The screws attaching the bows to the side rails (Fig. 321, Item 6) calls out as 5305-00-059-3659 [5305000593659] with a general fastener number of MS51958-63 is essentially a 10-32 x 1/2″ pan head screw. Although we feel a standard 10-32 screw would be sufficient, we were able to source a number of the actual fasteners designated MS51958-63 at around the base price of the fastener from major vendors.

Although it is highly likely that a standard 10-32 screw would suffice in this application, we feel that use of the correct military fastener may give a slight performance advantage in both strength and corrosion resistance.

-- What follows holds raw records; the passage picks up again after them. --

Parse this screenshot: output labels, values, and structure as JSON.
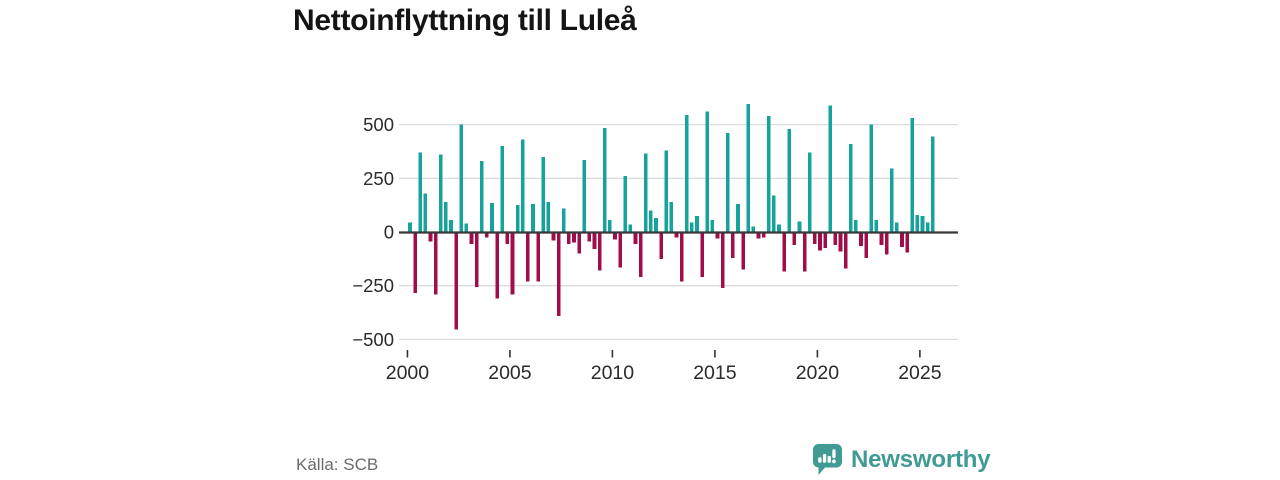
{
  "title": "Nettoinflyttning till Luleå",
  "source": "Källa: SCB",
  "brand": {
    "name": "Newsworthy",
    "icon": "newsworthy-speech-bubble-chart-icon"
  },
  "colors": {
    "bar_positive": "#15a39b",
    "bar_negative": "#a10d49",
    "brand_teal": "#3f9b94",
    "gridline": "#dcdcdc",
    "zero_line": "#383838",
    "axis_text": "#2b2b2b",
    "tick_mark": "#333333"
  },
  "chart_data": {
    "type": "bar",
    "title": "Nettoinflyttning till Luleå",
    "frequency": "quarterly",
    "start": {
      "year": 2000,
      "quarter": 1
    },
    "end": {
      "year": 2025,
      "quarter": 3
    },
    "values": [
      45,
      -285,
      370,
      180,
      -45,
      -290,
      360,
      140,
      55,
      -455,
      500,
      40,
      -55,
      -255,
      330,
      -25,
      135,
      -310,
      400,
      -55,
      -290,
      125,
      430,
      -230,
      130,
      -230,
      350,
      140,
      -40,
      -390,
      110,
      -55,
      -50,
      -100,
      335,
      -45,
      -80,
      -180,
      485,
      55,
      -35,
      -165,
      260,
      35,
      -55,
      -210,
      365,
      100,
      65,
      -125,
      380,
      140,
      -25,
      -230,
      545,
      45,
      75,
      -210,
      560,
      55,
      -30,
      -260,
      460,
      -120,
      130,
      -175,
      595,
      25,
      -30,
      -25,
      540,
      170,
      35,
      -185,
      480,
      -60,
      50,
      -185,
      370,
      -55,
      -85,
      -75,
      590,
      -60,
      -90,
      -170,
      410,
      55,
      -65,
      -120,
      500,
      55,
      -60,
      -105,
      295,
      45,
      -70,
      -95,
      530,
      80,
      75,
      45,
      445
    ],
    "yticks": [
      500,
      250,
      0,
      -250,
      -500
    ],
    "ytick_labels": [
      "500",
      "250",
      "0",
      "−250",
      "−500"
    ],
    "xticks": [
      2000,
      2005,
      2010,
      2015,
      2020,
      2025
    ],
    "xtick_labels": [
      "2000",
      "2005",
      "2010",
      "2015",
      "2020",
      "2025"
    ],
    "ylim": [
      -560,
      625
    ],
    "grid": true,
    "legend": false
  }
}
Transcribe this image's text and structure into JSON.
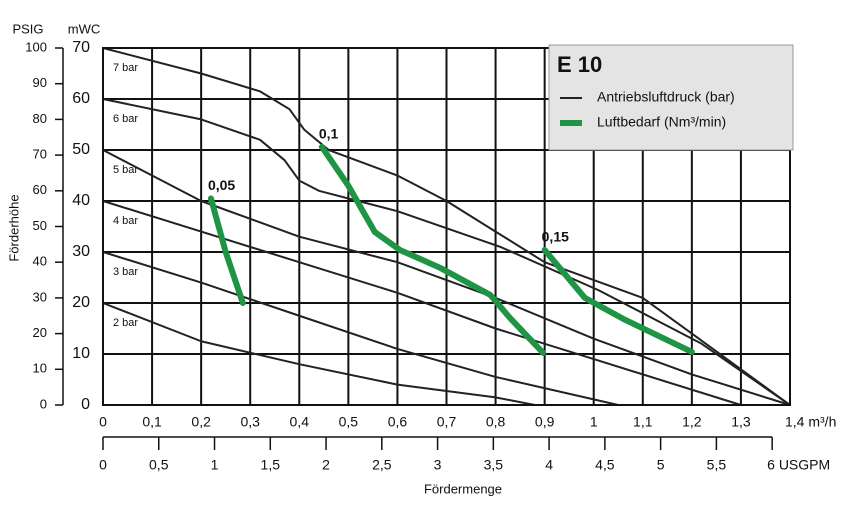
{
  "chart_data": {
    "type": "line",
    "title": "E 10",
    "xlabel": "Fördermenge",
    "ylabel": "Förderhöhe",
    "ylabel_units": "mWC",
    "y2label": "PSIG",
    "xlim": [
      0,
      1.4
    ],
    "xticks": [
      0,
      {
        "value": 0.1,
        "label": "0,1"
      },
      {
        "value": 0.2,
        "label": "0,2"
      },
      {
        "value": 0.3,
        "label": "0,3"
      },
      {
        "value": 0.4,
        "label": "0,4"
      },
      {
        "value": 0.5,
        "label": "0,5"
      },
      {
        "value": 0.6,
        "label": "0,6"
      },
      {
        "value": 0.7,
        "label": "0,7"
      },
      {
        "value": 0.8,
        "label": "0,8"
      },
      {
        "value": 0.9,
        "label": "0,9"
      },
      1,
      {
        "value": 1.1,
        "label": "1,1"
      },
      {
        "value": 1.2,
        "label": "1,2"
      },
      {
        "value": 1.3,
        "label": "1,3"
      },
      {
        "value": 1.4,
        "label": "1,4 m³/h"
      }
    ],
    "x2lim": [
      0,
      6.16
    ],
    "x2ticks": [
      0,
      {
        "value": 0.5,
        "label": "0,5"
      },
      1,
      {
        "value": 1.5,
        "label": "1,5"
      },
      2,
      {
        "value": 2.5,
        "label": "2,5"
      },
      3,
      {
        "value": 3.5,
        "label": "3,5"
      },
      4,
      {
        "value": 4.5,
        "label": "4,5"
      },
      5,
      {
        "value": 5.5,
        "label": "5,5"
      },
      {
        "value": 6,
        "label": "6 USGPM"
      }
    ],
    "ylim": [
      0,
      70
    ],
    "yticks": [
      0,
      10,
      20,
      30,
      40,
      50,
      60,
      70
    ],
    "y2lim": [
      0,
      100
    ],
    "y2ticks": [
      0,
      10,
      20,
      30,
      40,
      50,
      60,
      70,
      80,
      90,
      100
    ],
    "grid": true,
    "legend": {
      "position": "upper right",
      "entries": [
        {
          "label": "Antriebsluftdruck (bar)",
          "color": "#222222",
          "linewidth": 2
        },
        {
          "label": "Luftbedarf (Nm³/min)",
          "color": "#1f9445",
          "linewidth": 6
        }
      ]
    },
    "series": [
      {
        "name": "7 bar",
        "color": "#222222",
        "linewidth": 2,
        "x": [
          0,
          0.2,
          0.32,
          0.38,
          0.41,
          0.46,
          0.6,
          0.7,
          0.8,
          0.9,
          1.1,
          1.2,
          1.4
        ],
        "values": [
          70,
          65,
          61.5,
          58,
          54,
          50,
          45,
          40,
          34,
          28,
          21,
          14,
          0
        ]
      },
      {
        "name": "6 bar",
        "color": "#222222",
        "linewidth": 2,
        "x": [
          0,
          0.2,
          0.32,
          0.37,
          0.4,
          0.44,
          0.6,
          0.81,
          1.01,
          1.22,
          1.4
        ],
        "values": [
          60,
          56,
          52,
          48,
          44,
          42,
          38,
          31,
          22.5,
          12,
          0
        ]
      },
      {
        "name": "5 bar",
        "color": "#222222",
        "linewidth": 2,
        "x": [
          0,
          0.1,
          0.2,
          0.3,
          0.4,
          0.6,
          0.8,
          1.0,
          1.2,
          1.4
        ],
        "values": [
          50,
          45,
          40,
          36.5,
          33,
          28,
          21,
          13,
          6,
          0
        ]
      },
      {
        "name": "4 bar",
        "color": "#222222",
        "linewidth": 2,
        "x": [
          0,
          0.2,
          0.4,
          0.6,
          0.8,
          1.0,
          1.3
        ],
        "values": [
          40,
          34,
          28,
          22,
          15,
          9,
          0
        ]
      },
      {
        "name": "3 bar",
        "color": "#222222",
        "linewidth": 2,
        "x": [
          0,
          0.2,
          0.4,
          0.6,
          0.8,
          1.05
        ],
        "values": [
          30,
          24,
          17.5,
          11,
          5.5,
          0
        ]
      },
      {
        "name": "2 bar",
        "color": "#222222",
        "linewidth": 2,
        "x": [
          0,
          0.2,
          0.4,
          0.6,
          0.8,
          0.88
        ],
        "values": [
          20,
          12.5,
          8,
          4,
          1.5,
          0
        ]
      },
      {
        "name": "0,05",
        "color": "#1f9445",
        "linewidth": 6,
        "x": [
          0.22,
          0.25,
          0.285
        ],
        "values": [
          40.5,
          30,
          20
        ]
      },
      {
        "name": "0,1",
        "color": "#1f9445",
        "linewidth": 6,
        "x": [
          0.446,
          0.5,
          0.554,
          0.605,
          0.687,
          0.789,
          0.83,
          0.897
        ],
        "values": [
          50.6,
          43,
          33.9,
          30.4,
          26.9,
          21.6,
          17,
          10.2
        ]
      },
      {
        "name": "0,15",
        "color": "#1f9445",
        "linewidth": 6,
        "x": [
          0.9,
          0.982,
          1.064,
          1.2
        ],
        "values": [
          30.4,
          21,
          16.7,
          10.4
        ]
      }
    ]
  }
}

Of note, however, the fasteners we acquired indicate they are stainless, which is generally of a strength equivalent to a Grade 5 bolt. (of course, this depends on the type of stainless). We believe the vendor has mistaken plated fasteners as stainless. The packaging of the fasteners state they are MS51958-63. We have not reviewed the specifications of this fastener, but are of the opinion that even if stainless, they should suffice for holding the bows to the side rails.

Interchange: Soft Top Side Rail Screws (NAS1635-3LE12)

The screws at the front, middle, and rear of each rail are called out by different part numbers in the TM. The front screw (#1) 5305-01-210-6249 [5305012106249] with a manufacturer P/N of PL25D02P12 was not locatable.

The screw at the rear of the rail (#10) 5305-01-117-3396 [5305011173396] was similarly unlocatable, however we were able to locate this screw by its manufacturer P/N of NAS1635-3LE12. This is essentially a #10-32 x 3/4 screw. However, this has pre-applied locking compound. Additionally, we surmise this screw probably has a higher tensile strength than a standard 10-32 screw as it is an aircraft fastener.

As for the PL25D02P12 fastener called out for the front connection, at least one vendor (Kascar/real4wd.com) lists the NAS1635-3LE12 as an interchange. (at time of post, searching for the PL25D02P12 fastener comes up as NAS1635-3LE12) See: https://real4wd.com/store/catalog/search.aspx?keywords=PL25D02P12

In other words, we are comfortable that since both fasteners specifications are as a self-locking 10-32 x 3/4″, that use of the NAS1635-3LE12 is proper. There are apparently 50 in a box, and we have ordered 4 boxes to keep in stock.

Renovating Shifter Controls: Reverse Light Switch

Early shifter control for basic and A1 versions

The transmission shifter in our M1038 was frozen, in that the release button could not be depressed to release the shifter. Additionally, the lever 2520-01-189-1064 [2520011891064] (Fig. 99, Item 16) was broken at the connection point. After removing the entire assembly, we noticed that this was an atypical shifter in that it had not only the safety switch 2920-01-249-3492 [2920012493492](Fig. 99, Item 20), but also a reverse light switch (not shown in diagram).

Shifter showing neutral safety switch and reverse light switch. Reverse switch is the right arrow.

It is our current understanding that the reverse light switch was used only on Marine HMMWVs, but that it is also desirable for on-road civilian use in states that require a functioning reverse light. The lead from one of the wires was 467 (whereas the neutral safety is 14). Of note, the hole for the reverse switch appears to exist in all of the housing assemblies (Fig. 99, Item 10). (See diagram). Of further note, the switch appears to be the same as the neutral safety other than there is a bushing installed to allow the smaller switch to be installed in a larger hole

Arrow showing reverse light switch. Note bushing surrounding switch.

From this, it appears that a reverse light switch can be installed in any of the earlier shifters. Once we identify the threaded bushing dimensions, we will post it. It seems relatively difficult to source the reverse light switch as opposed to the neutral safety switch.